There is a largely invisible extra branch of the federal government which employs thousands of persons, spends billions of taxpayer dollars, and which most Americans know very little about. Consultants and private contractors, in staggering and growing demand in Washington, have assumed so much of the work load in some federal departments and agencies that some members of Congress are concerned that these "hired helpers" actually seem to be running the government -- or, at least, key aspects of it.
Congressional testimony into what is coming to be recognized as a major problem on Capitol Hill disclosed, for instance, that 87 percent of the Department of Energy's $11 billion budget goes to outside consultants and contractors who, researchers say, are performing most of the department's basic work. Moreover, witnesses before joint Senate and House hearings testified that the Energy Department, with a staff of 21,000 workers of its own, has 10 times as many outsiders under contract -- 200,000 workers under 4,000 contracts.
The widespread use of consultants is hardly unique to the Energy Department. All across the board federal officials under budget pressure to hold down the size of their staffs have turned increasingly to private contractors for all sorts of research. Such agencies as the Transportation Department, the Labor Department, the Health and Human Services Department, and the Interstate Commerce Commission rely so heavily on nongovernment employees that some congressmen charge this has led to basic changes in the way the government operates. In some instances, they say, the proliferation of contracts seems to have left little for federal employees to do.

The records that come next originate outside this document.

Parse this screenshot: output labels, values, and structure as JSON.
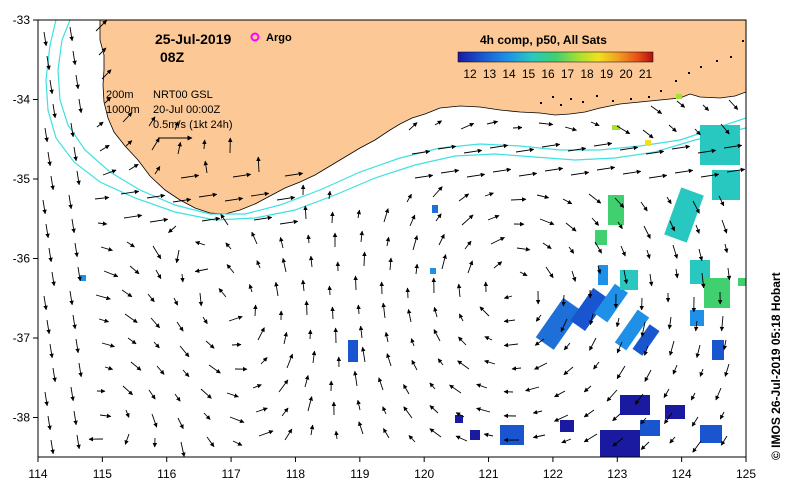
{
  "map": {
    "date": "25-Jul-2019",
    "hour": "08Z",
    "argo_label": "Argo",
    "contours": [
      "200m",
      "1000m"
    ],
    "source": "NRT00 GSL",
    "source_date": "20-Jul 00:00Z",
    "scale_label": "0.5m/s (1kt 24h)",
    "colorbar_title": "4h comp, p50, All Sats",
    "colorbar_ticks": [
      "12",
      "13",
      "14",
      "15",
      "16",
      "17",
      "18",
      "19",
      "20",
      "21"
    ],
    "colorbar_colors": [
      "#1a1aa0",
      "#1a55d0",
      "#1e90e8",
      "#28c8c0",
      "#40d070",
      "#a8e030",
      "#f0e020",
      "#f0a020",
      "#e85018",
      "#b01010"
    ],
    "credit": "© IMOS 26-Jul-2019 05:18 Hobart",
    "x_ticks": [
      "114",
      "115",
      "116",
      "117",
      "118",
      "119",
      "120",
      "121",
      "122",
      "123",
      "124",
      "125"
    ],
    "y_ticks": [
      "-33",
      "-34",
      "-35",
      "-36",
      "-37",
      "-38"
    ],
    "land_color": "#fcc996",
    "contour_color": "#40e0e0",
    "argo_color": "#ff00ff"
  }
}
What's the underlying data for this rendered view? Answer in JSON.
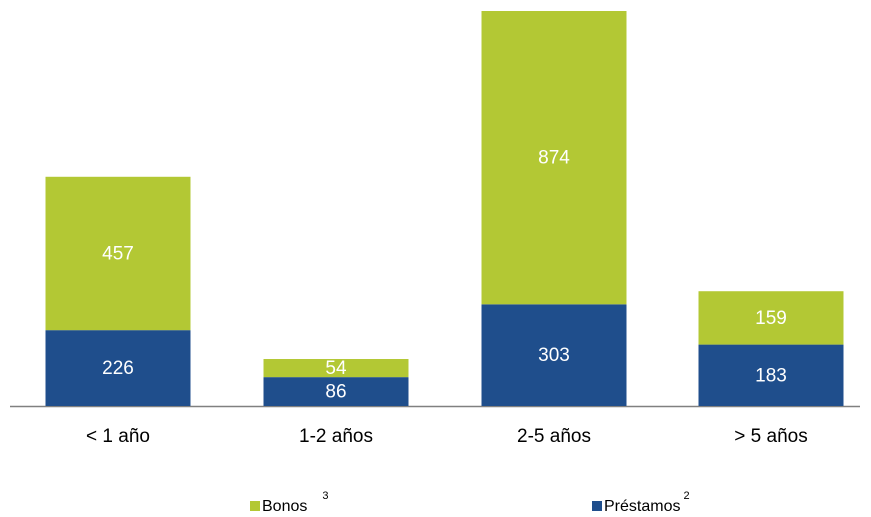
{
  "chart_data": {
    "type": "stacked_bar",
    "categories": [
      "< 1 año",
      "1-2 años",
      "2-5 años",
      "> 5 años"
    ],
    "series": [
      {
        "name": "Préstamos",
        "footnote": "2",
        "color": "#1f4e8c",
        "values": [
          226,
          86,
          303,
          183
        ]
      },
      {
        "name": "Bonos",
        "footnote": "3",
        "color": "#b3c834",
        "values": [
          457,
          54,
          874,
          159
        ]
      }
    ],
    "legend_order": [
      1,
      0
    ]
  }
}
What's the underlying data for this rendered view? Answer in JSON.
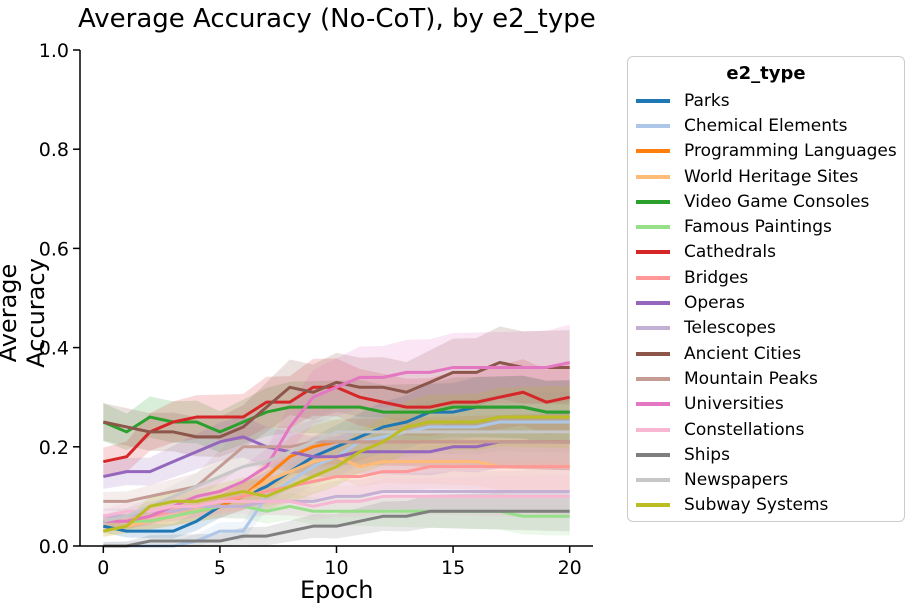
{
  "chart_data": {
    "type": "line",
    "title": "Average Accuracy (No-CoT), by e2_type",
    "xlabel": "Epoch",
    "ylabel": "Average Accuracy",
    "xlim": [
      -1,
      21
    ],
    "ylim": [
      0,
      1.0
    ],
    "xticks": [
      "0",
      "5",
      "10",
      "15",
      "20"
    ],
    "yticks": [
      "0.0",
      "0.2",
      "0.4",
      "0.6",
      "0.8",
      "1.0"
    ],
    "grid": false,
    "legend_placement": "outside-right",
    "legend_title": "e2_type",
    "x": [
      0,
      1,
      2,
      3,
      4,
      5,
      6,
      7,
      8,
      9,
      10,
      11,
      12,
      13,
      14,
      15,
      16,
      17,
      18,
      19,
      20
    ],
    "series": [
      {
        "name": "Parks",
        "color": "#1f77b4",
        "values": [
          0.04,
          0.03,
          0.03,
          0.03,
          0.05,
          0.08,
          0.1,
          0.12,
          0.15,
          0.18,
          0.2,
          0.22,
          0.24,
          0.25,
          0.27,
          0.27,
          0.28,
          0.28,
          0.28,
          0.27,
          0.27
        ]
      },
      {
        "name": "Chemical Elements",
        "color": "#aec7e8",
        "values": [
          0.0,
          0.0,
          0.0,
          0.0,
          0.01,
          0.03,
          0.03,
          0.1,
          0.13,
          0.16,
          0.18,
          0.21,
          0.22,
          0.23,
          0.24,
          0.24,
          0.24,
          0.25,
          0.25,
          0.25,
          0.25
        ]
      },
      {
        "name": "Programming Languages",
        "color": "#ff7f0e",
        "values": [
          0.05,
          0.05,
          0.05,
          0.06,
          0.07,
          0.08,
          0.1,
          0.14,
          0.18,
          0.2,
          0.21,
          0.21,
          0.21,
          0.21,
          0.21,
          0.21,
          0.21,
          0.21,
          0.21,
          0.21,
          0.21
        ]
      },
      {
        "name": "World Heritage Sites",
        "color": "#ffbb78",
        "values": [
          0.03,
          0.04,
          0.05,
          0.06,
          0.07,
          0.09,
          0.1,
          0.13,
          0.15,
          0.17,
          0.18,
          0.16,
          0.17,
          0.17,
          0.17,
          0.17,
          0.17,
          0.16,
          0.16,
          0.16,
          0.16
        ]
      },
      {
        "name": "Video Game Consoles",
        "color": "#2ca02c",
        "values": [
          0.25,
          0.23,
          0.26,
          0.25,
          0.25,
          0.23,
          0.25,
          0.27,
          0.28,
          0.28,
          0.28,
          0.28,
          0.27,
          0.27,
          0.27,
          0.28,
          0.28,
          0.28,
          0.28,
          0.27,
          0.27
        ]
      },
      {
        "name": "Famous Paintings",
        "color": "#98df8a",
        "values": [
          0.05,
          0.05,
          0.05,
          0.06,
          0.07,
          0.08,
          0.08,
          0.07,
          0.08,
          0.07,
          0.07,
          0.07,
          0.07,
          0.07,
          0.07,
          0.07,
          0.07,
          0.07,
          0.06,
          0.06,
          0.06
        ]
      },
      {
        "name": "Cathedrals",
        "color": "#d62728",
        "values": [
          0.17,
          0.18,
          0.23,
          0.25,
          0.26,
          0.26,
          0.26,
          0.29,
          0.29,
          0.32,
          0.32,
          0.3,
          0.29,
          0.28,
          0.28,
          0.29,
          0.29,
          0.3,
          0.31,
          0.29,
          0.3
        ]
      },
      {
        "name": "Bridges",
        "color": "#ff9896",
        "values": [
          0.05,
          0.05,
          0.06,
          0.07,
          0.08,
          0.09,
          0.1,
          0.11,
          0.12,
          0.13,
          0.14,
          0.14,
          0.15,
          0.15,
          0.16,
          0.16,
          0.16,
          0.16,
          0.16,
          0.16,
          0.16
        ]
      },
      {
        "name": "Operas",
        "color": "#9467bd",
        "values": [
          0.14,
          0.15,
          0.15,
          0.17,
          0.19,
          0.21,
          0.22,
          0.2,
          0.19,
          0.18,
          0.18,
          0.19,
          0.19,
          0.19,
          0.19,
          0.2,
          0.2,
          0.21,
          0.21,
          0.21,
          0.21
        ]
      },
      {
        "name": "Telescopes",
        "color": "#c5b0d5",
        "values": [
          0.06,
          0.06,
          0.07,
          0.07,
          0.08,
          0.08,
          0.08,
          0.09,
          0.09,
          0.09,
          0.1,
          0.1,
          0.11,
          0.11,
          0.11,
          0.11,
          0.11,
          0.11,
          0.11,
          0.11,
          0.11
        ]
      },
      {
        "name": "Ancient Cities",
        "color": "#8c564b",
        "values": [
          0.25,
          0.24,
          0.23,
          0.23,
          0.22,
          0.22,
          0.24,
          0.28,
          0.32,
          0.31,
          0.33,
          0.32,
          0.32,
          0.31,
          0.33,
          0.35,
          0.35,
          0.37,
          0.36,
          0.36,
          0.36
        ]
      },
      {
        "name": "Mountain Peaks",
        "color": "#c49c94",
        "values": [
          0.09,
          0.09,
          0.1,
          0.11,
          0.12,
          0.16,
          0.2,
          0.2,
          0.2,
          0.21,
          0.21,
          0.21,
          0.21,
          0.21,
          0.21,
          0.21,
          0.21,
          0.21,
          0.21,
          0.21,
          0.21
        ]
      },
      {
        "name": "Universities",
        "color": "#e377c2",
        "values": [
          0.05,
          0.05,
          0.06,
          0.08,
          0.1,
          0.11,
          0.13,
          0.16,
          0.24,
          0.3,
          0.32,
          0.34,
          0.34,
          0.35,
          0.35,
          0.36,
          0.36,
          0.36,
          0.36,
          0.36,
          0.37
        ]
      },
      {
        "name": "Constellations",
        "color": "#f7b6d2",
        "values": [
          0.06,
          0.07,
          0.07,
          0.08,
          0.08,
          0.09,
          0.09,
          0.09,
          0.09,
          0.08,
          0.09,
          0.09,
          0.1,
          0.1,
          0.1,
          0.1,
          0.1,
          0.1,
          0.1,
          0.1,
          0.1
        ]
      },
      {
        "name": "Ships",
        "color": "#7f7f7f",
        "values": [
          0.0,
          0.0,
          0.01,
          0.01,
          0.01,
          0.01,
          0.02,
          0.02,
          0.03,
          0.04,
          0.04,
          0.05,
          0.06,
          0.06,
          0.07,
          0.07,
          0.07,
          0.07,
          0.07,
          0.07,
          0.07
        ]
      },
      {
        "name": "Newspapers",
        "color": "#c7c7c7",
        "values": [
          0.05,
          0.06,
          0.08,
          0.1,
          0.12,
          0.14,
          0.16,
          0.17,
          0.19,
          0.21,
          0.23,
          0.23,
          0.23,
          0.23,
          0.23,
          0.23,
          0.23,
          0.23,
          0.23,
          0.23,
          0.23
        ]
      },
      {
        "name": "Subway Systems",
        "color": "#bcbd22",
        "values": [
          0.03,
          0.04,
          0.08,
          0.09,
          0.09,
          0.1,
          0.11,
          0.1,
          0.12,
          0.14,
          0.16,
          0.19,
          0.21,
          0.24,
          0.25,
          0.25,
          0.25,
          0.26,
          0.26,
          0.26,
          0.26
        ]
      }
    ]
  }
}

One of the most disturbing aspects of this trend is that private contractors are not held publicly accountable. They are not subject to the public disclosure provisions of the Freedom of Information Act as are civil servants. In those cases where an oil company, say, is hired to do independent research on a pollution or gasohol topic in which it has a vital economic stake, there is no law that requires the company to verify for Congress or the public that the research was not designed to serve the firm's own private interests. Conflicts of interest have been alleged in connection with a number of recent Department of Energy studies in particular. The DOE, unlike some other departments, does in fact require firms to report potential conflicts of interest but no follow-up investigation when those conflicts are present is required.
The Consultant Reform Act introduced in both houses of Congress this week would remedy such abuses by requiring federal agencies to maintain and produce for the public and Congress basic information on all contracts. (Surprisingly, record-keeping in some agencies was found to be so poor that officials could not produce copies of many contracts. In some instances contractors had even been hired to handle the awarding and dispersal of contracts to other firms and to write up their own contract assignments.) The act would close loopholes in the Freedom of Information Act that allows government contractors to keep their work confidential. And it would require public disclosure of any conflicts of interest in consulting firms.
Although the act fails to provide federal departments with guidelines for limiting the number of contracts and consultants, it would mandate that the information paid for by taxpayers be made available to the public. Federal agency heads themselves should exhibit greater restraint in using contractors to do work their own employees are capable of doing. At the very least, the public should be apprised of how this burgeoning arm of government works.